On Nov 3, 2005, at 12:20 AM, NAKAMURA, Hiroshi wrote:

> Of course we usually start CSV parser with String#split, String#scan,
> then RegExp.  Me, too.  The initial ruby book published in 1999  
> contains
> 4 types of csv_split methods.  Matz, too.
>
> The reasons why the current csv.rb has its state machine are;
>  * parsing IO without exhausting memory

I'm not sure I understand this one.  If you run into a construct like:

field1,feild2,"... a whole lot of data that never ends with another  
closing quote...

You will need to keep reading looking for that closing quote just  
like the Regexp version will, right?

>  * coverage measurement

Forgive my ignorance.  What does this mean?

>  * fs and rs customize

I've been looking into this for FasterCSV.
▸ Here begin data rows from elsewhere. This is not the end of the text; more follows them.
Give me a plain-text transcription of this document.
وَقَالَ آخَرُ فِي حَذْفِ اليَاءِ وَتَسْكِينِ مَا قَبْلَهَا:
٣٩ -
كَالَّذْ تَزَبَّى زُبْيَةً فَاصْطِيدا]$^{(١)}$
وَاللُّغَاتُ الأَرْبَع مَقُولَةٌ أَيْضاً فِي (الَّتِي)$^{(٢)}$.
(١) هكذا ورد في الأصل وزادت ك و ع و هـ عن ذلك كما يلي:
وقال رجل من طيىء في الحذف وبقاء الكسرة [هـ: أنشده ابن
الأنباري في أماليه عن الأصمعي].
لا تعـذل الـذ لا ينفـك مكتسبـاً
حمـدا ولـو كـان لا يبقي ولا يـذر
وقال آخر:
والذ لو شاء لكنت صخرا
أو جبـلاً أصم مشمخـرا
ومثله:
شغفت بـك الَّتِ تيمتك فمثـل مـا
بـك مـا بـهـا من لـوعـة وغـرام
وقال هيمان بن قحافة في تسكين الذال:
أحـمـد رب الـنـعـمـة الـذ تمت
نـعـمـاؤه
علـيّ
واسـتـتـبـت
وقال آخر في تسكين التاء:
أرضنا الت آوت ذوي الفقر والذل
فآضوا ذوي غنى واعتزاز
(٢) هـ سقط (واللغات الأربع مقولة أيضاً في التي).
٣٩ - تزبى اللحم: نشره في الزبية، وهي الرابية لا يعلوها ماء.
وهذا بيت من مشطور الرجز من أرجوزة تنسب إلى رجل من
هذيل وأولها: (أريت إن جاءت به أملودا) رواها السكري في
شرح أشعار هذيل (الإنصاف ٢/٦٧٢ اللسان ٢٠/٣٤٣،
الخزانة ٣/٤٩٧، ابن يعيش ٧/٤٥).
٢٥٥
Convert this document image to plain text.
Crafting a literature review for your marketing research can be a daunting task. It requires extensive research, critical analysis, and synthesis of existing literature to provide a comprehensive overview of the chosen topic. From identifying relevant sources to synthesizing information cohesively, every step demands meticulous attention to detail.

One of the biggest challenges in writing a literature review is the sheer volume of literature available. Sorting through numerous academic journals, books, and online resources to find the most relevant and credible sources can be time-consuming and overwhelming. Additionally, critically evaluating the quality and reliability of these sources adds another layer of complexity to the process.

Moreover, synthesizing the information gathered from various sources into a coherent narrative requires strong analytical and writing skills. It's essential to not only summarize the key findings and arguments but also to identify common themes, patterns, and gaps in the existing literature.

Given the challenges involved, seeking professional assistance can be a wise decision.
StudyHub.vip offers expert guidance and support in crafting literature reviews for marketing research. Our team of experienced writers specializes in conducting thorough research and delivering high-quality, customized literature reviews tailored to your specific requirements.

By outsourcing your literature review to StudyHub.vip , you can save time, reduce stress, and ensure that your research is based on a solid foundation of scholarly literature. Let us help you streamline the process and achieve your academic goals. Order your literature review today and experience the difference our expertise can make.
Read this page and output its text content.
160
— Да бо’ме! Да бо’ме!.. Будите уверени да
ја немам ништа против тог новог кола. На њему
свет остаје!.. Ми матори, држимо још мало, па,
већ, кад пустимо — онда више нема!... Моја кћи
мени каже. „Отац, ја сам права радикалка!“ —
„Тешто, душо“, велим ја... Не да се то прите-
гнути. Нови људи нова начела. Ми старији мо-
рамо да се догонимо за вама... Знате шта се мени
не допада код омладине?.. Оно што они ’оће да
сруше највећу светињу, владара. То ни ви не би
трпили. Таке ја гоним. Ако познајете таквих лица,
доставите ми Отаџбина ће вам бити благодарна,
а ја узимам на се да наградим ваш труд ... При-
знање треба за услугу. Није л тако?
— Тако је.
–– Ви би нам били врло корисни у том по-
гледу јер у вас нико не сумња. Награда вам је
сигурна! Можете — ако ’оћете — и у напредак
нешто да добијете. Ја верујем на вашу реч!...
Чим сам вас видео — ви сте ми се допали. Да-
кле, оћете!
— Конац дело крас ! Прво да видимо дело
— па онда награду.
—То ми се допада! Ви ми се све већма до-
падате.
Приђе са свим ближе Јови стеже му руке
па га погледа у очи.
The Regexp can have the field separator interpolated in and it should  
work for any value that isn't a " or part of the row separator.  The  
row separator will just be fed to gets() so again, any sane value  
(including \r, \n, and \r\n) will work just fine.

> You can parse IO with RegExp.  IO#gets, scan with RegExp, concatenate
> the rest with the next line and continue.  It should be faster and it
> can be clearer(?) than the current csv.rb.

That's my hope.  I'm working on it now.

I do very much appreciate your work though.  I've used your CSV  
module many, many times.  Honestly, I've never had a problem with its  
speed, but I don't parse a lot of massive CSV.  It's clear some  
people do though and the truth is, I believe we can give it a boost.   
We'll see...

James Edward Gray II

P.S.  I am working on FasterCSV, but I'm swamped this week and off on  
vacation starting Monday.  I'll get something out as soon as  
possible.  Hopefully in about two more weeks...